The Horizon’s massive TV and social media blitz puts a happy face on the ghastly state of affairs, assuring us that with just an ever so subtle change in the small print of their regulations we will unleash a wave of innovation that will ensure their subscribers have unfettered access to the wonders of 21st century telemedicine.

How nice for them.

As Maura Collingsgru, NJ Citizen Actions Healthcare Program Director pointed out, the greatest public health challenge New Jersey faces is that “600,000 people don’t have any coverage and don’t seek care. They don’t need a Fitbit they need access to a doctor and healthcare coverage.”

It would be great to know just how much Horizon and its allies are spending on its full court press to get its way to create this utopian “non-profit mutual holding company” that they insist will cure all that ails their customer base and lead to a healthier New Jersey.

We must put these local in-state developments for Horizon in a national and historical context.  Horizon was part of a national philanthropic movement during the Great Depression to provide all Americans with health care. Blue Cross Blue Shield has now devolved into a trade association, a franchise scam that pays many millions of dollars out to key players while offering $39,000 a year jobs for the intake folks at the bottom of the pyramid.

Like the robber barons of the energy and railroad trusts of a bygone era, there’s been a flood of mergers and acquisitions with some states’ Blue Cross Blue Shield entities buying out others.

Throughout this wheeling and dealing the one constant was ever larger payouts for the captains of this one industry, which more than any other, determines who amongst us lives or dies.
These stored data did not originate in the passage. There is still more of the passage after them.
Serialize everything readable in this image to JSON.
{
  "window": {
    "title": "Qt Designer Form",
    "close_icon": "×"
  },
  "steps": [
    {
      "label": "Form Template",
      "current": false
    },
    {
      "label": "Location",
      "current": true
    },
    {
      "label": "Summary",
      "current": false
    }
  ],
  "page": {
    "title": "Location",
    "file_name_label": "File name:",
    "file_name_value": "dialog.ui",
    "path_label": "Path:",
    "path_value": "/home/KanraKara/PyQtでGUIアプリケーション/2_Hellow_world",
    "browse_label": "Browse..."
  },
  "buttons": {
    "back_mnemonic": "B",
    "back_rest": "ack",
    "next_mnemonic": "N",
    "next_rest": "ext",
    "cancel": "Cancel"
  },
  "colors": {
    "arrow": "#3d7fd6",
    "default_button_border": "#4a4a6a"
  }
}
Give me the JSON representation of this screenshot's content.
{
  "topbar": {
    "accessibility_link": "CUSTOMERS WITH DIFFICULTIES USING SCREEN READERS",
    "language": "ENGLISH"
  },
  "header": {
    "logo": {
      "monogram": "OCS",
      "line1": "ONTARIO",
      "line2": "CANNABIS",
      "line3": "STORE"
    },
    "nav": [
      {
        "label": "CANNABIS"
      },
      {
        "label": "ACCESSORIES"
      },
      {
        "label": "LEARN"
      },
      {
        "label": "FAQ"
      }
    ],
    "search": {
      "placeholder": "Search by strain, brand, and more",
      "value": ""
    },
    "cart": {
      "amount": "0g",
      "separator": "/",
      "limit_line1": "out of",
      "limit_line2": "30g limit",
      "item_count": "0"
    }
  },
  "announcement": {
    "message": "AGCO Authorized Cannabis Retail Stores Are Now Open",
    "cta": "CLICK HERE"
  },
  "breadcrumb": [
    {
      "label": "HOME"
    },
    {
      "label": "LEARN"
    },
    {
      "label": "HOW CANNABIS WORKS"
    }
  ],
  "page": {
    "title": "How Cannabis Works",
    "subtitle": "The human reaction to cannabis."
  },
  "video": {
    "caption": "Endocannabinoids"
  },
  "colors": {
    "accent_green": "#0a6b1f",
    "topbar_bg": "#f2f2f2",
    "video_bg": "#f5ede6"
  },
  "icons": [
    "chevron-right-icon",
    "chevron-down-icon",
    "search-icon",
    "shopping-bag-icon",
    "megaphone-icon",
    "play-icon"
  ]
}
This last big caper was in 2013 when Blue Cross Blue Shield of Michigan became a “non-profit mutual company.” Why with a 70 percent market share built up as a philanthropy, they had the home field advantage and their CEO cashed in.
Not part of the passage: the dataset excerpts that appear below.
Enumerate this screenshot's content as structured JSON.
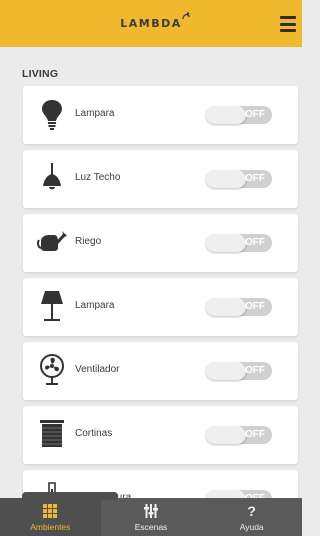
{
  "app": {
    "logo_text": "LAMBDA"
  },
  "section": {
    "title": "LIVING"
  },
  "devices": [
    {
      "label": "Lampara",
      "icon": "bulb-icon",
      "state": "OFF"
    },
    {
      "label": "Luz Techo",
      "icon": "ceiling-light-icon",
      "state": "OFF"
    },
    {
      "label": "Riego",
      "icon": "watering-can-icon",
      "state": "OFF"
    },
    {
      "label": "Lampara",
      "icon": "floor-lamp-icon",
      "state": "OFF"
    },
    {
      "label": "Ventilador",
      "icon": "fan-icon",
      "state": "OFF"
    },
    {
      "label": "Cortinas",
      "icon": "blinds-icon",
      "state": "OFF"
    },
    {
      "label": "Temperatura",
      "icon": "thermometer-icon",
      "state": "OFF"
    }
  ],
  "tabs": [
    {
      "label": "Ambientes",
      "icon": "grid-icon",
      "active": true
    },
    {
      "label": "Escenas",
      "icon": "sliders-icon",
      "active": false
    },
    {
      "label": "Ayuda",
      "icon": "help-icon",
      "active": false
    }
  ],
  "colors": {
    "accent": "#f0b92d",
    "bottom_bar": "#5a5a5a",
    "toggle_off": "#d0d0d0"
  }
}
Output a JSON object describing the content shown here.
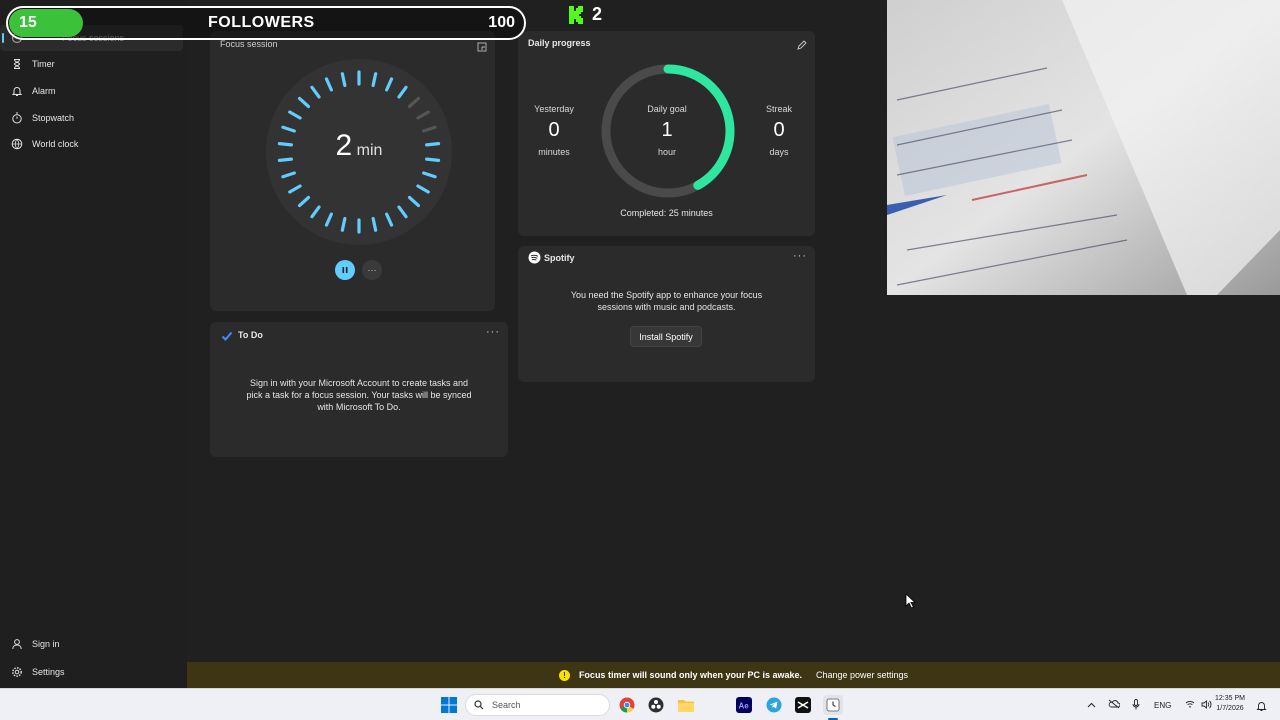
{
  "overlay": {
    "left_count": "15",
    "center_label": "FOLLOWERS",
    "right_count": "100",
    "kick_count": "2",
    "progress_fraction": 0.15
  },
  "sidebar": {
    "items": [
      {
        "label": "Focus sessions",
        "icon": "focus-icon"
      },
      {
        "label": "Timer",
        "icon": "hourglass-icon"
      },
      {
        "label": "Alarm",
        "icon": "bell-icon"
      },
      {
        "label": "Stopwatch",
        "icon": "stopwatch-icon"
      },
      {
        "label": "World clock",
        "icon": "globe-icon"
      }
    ],
    "bottom": [
      {
        "label": "Sign in",
        "icon": "person-icon"
      },
      {
        "label": "Settings",
        "icon": "gear-icon"
      }
    ]
  },
  "focus": {
    "title": "Focus session",
    "value": "2",
    "unit": "min",
    "more": "···"
  },
  "progress": {
    "title": "Daily progress",
    "yesterday": {
      "label": "Yesterday",
      "value": "0",
      "unit": "minutes"
    },
    "goal": {
      "label": "Daily goal",
      "value": "1",
      "unit": "hour"
    },
    "streak": {
      "label": "Streak",
      "value": "0",
      "unit": "days"
    },
    "completed": "Completed: 25 minutes",
    "fraction": 0.42
  },
  "spotify": {
    "title": "Spotify",
    "message_line1": "You need the Spotify app to enhance your focus",
    "message_line2": "sessions with music and podcasts.",
    "button": "Install Spotify"
  },
  "todo": {
    "title": "To Do",
    "line1": "Sign in with your Microsoft Account to create tasks and",
    "line2": "pick a task for a focus session. Your tasks will be synced",
    "line3": "with Microsoft To Do."
  },
  "infobar": {
    "icon": "!",
    "message": "Focus timer will sound only when your PC is awake.",
    "link": "Change power settings"
  },
  "taskbar": {
    "search_placeholder": "Search",
    "lang": "ENG",
    "time": "12:35 PM",
    "date": "1/7/2026"
  },
  "colors": {
    "accent": "#60cdff",
    "progress": "#2ee6a0",
    "overlay_green": "#3cc13a",
    "info_bg": "#3d3514"
  }
}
Daniel Loepp went from $1 million compensation in 2006 to $19.2 million total in compensation package in 2018 which the Detroit Free Press noted was just a few million shy of what the CEO for General Models got the year before.

In Horizon’s pitch for the reset it promises the changes it requires will guarantee the “same state oversight” the multi-billion-dollar behemoth has always had. That’s a problem considering the company’s track record for paying its top talent millions of dollars a year to run a supposed non-profit in a state that has hundreds of thousands of uninsured human beings.
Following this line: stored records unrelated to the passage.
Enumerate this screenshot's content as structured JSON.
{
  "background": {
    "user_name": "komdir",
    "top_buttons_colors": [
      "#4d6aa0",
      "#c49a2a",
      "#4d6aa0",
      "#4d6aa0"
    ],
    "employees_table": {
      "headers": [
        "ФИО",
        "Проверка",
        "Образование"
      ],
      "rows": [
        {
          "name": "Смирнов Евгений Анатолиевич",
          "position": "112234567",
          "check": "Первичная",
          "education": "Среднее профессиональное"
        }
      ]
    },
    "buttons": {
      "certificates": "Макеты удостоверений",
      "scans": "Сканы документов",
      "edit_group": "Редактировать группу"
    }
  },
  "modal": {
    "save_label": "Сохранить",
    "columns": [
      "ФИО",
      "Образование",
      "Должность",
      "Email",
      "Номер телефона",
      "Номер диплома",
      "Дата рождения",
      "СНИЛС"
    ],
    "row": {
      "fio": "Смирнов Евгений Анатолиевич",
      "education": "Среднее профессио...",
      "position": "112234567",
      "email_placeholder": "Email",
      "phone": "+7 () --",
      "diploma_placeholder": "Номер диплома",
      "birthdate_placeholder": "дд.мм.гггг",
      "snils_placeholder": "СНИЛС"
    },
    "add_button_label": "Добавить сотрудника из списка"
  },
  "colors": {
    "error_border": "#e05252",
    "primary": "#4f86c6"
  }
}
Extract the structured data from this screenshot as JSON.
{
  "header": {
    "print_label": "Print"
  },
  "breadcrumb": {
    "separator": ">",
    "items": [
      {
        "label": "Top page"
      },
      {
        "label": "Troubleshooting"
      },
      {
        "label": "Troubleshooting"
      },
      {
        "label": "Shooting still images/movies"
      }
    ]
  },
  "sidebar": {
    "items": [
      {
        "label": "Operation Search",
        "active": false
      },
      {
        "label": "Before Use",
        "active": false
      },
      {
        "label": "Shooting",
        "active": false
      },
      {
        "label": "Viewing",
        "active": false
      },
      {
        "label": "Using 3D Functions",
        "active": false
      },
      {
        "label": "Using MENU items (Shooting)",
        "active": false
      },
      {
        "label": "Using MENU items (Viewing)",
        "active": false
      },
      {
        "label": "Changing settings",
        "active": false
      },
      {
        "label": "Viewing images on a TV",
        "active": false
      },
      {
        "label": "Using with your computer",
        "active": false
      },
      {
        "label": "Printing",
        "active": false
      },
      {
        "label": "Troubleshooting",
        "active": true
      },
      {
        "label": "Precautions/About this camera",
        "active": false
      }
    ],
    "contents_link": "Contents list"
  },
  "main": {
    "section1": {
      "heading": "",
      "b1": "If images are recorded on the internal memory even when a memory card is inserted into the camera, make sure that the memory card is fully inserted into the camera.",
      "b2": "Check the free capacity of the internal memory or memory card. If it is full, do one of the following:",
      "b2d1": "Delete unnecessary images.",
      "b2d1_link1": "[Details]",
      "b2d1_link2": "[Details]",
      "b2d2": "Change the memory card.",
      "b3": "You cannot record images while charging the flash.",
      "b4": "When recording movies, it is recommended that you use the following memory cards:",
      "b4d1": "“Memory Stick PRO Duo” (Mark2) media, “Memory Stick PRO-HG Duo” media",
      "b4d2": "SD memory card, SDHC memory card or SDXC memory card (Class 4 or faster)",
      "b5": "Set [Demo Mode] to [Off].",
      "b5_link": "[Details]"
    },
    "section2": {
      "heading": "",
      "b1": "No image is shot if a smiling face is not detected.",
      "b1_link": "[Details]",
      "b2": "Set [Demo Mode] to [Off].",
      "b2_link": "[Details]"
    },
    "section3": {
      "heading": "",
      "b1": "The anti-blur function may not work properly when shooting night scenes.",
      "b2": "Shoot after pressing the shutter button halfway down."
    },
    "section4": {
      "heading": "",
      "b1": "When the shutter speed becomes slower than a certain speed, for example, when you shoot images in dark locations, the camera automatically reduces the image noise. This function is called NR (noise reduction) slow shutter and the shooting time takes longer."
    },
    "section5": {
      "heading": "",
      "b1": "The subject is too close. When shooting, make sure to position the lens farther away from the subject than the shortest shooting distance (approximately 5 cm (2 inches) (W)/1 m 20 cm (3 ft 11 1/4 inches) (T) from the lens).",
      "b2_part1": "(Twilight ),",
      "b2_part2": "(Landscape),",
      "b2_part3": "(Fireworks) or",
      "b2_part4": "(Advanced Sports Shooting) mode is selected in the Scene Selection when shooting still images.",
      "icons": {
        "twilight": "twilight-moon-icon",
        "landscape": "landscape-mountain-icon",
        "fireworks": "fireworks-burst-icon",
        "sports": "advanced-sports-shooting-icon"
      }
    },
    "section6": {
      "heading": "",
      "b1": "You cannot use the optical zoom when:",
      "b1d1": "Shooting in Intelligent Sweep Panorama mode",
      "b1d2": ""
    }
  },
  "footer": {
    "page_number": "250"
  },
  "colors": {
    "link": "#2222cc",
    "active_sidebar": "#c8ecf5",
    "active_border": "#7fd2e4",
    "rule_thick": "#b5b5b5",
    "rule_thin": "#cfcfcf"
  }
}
We are told by Horizon’s boosters it will “remain a not-for-profit, charitable and benevolent company” and that the critics of the deal are just making up facts because its status is enshrined in the marble of state law. Rest assured, you ill-informed peasants, “New Jersey law prohibits private inurement” for Horizon and our “Attorney General has the power and duty to enforce that law.”

And so, we can relax because the “public’s interest in the value of Horizon is protected by a set of laws that are not being modified in any way by this legislation.”

So, what would we call the $8.7 million compensation in 2010 for Horizon’s former Chairman and CEO William J. Marino or the $4.5 million that NJBiz reported Robert Marino made in 2016, which included his $950,000 salary plus his $3 million bonus?

“Updating our laws to allow Horizon to change its form to a not-for-profit mutual company will allow the Company to continue the needs of customers today and into the future,” reads Horizon’s promotional material. But what if the problem with Horizon is that it is a business in the first place? Could it be the very model we rely on of high-priced gatekeepers, premiums, strategic business alliances and deductibles all work to ration health care while enriching a small circle of CEOs, consultants and lobbyists? Could it be that’s what gives the whirl to the revolving door through which news media and government types fly through to grab that brass ring?

It would seem that before we restructure our state’s largest health care insurance provider as it wants our legislature conduct a thorough review of how past government and private sector policies, including those of the sainted Horizon Blue Cross Blue Shield Blue Cross, may have made us more vulnerable to this once in a century die-off of our friends and family.

The dead deserve it and the living require it.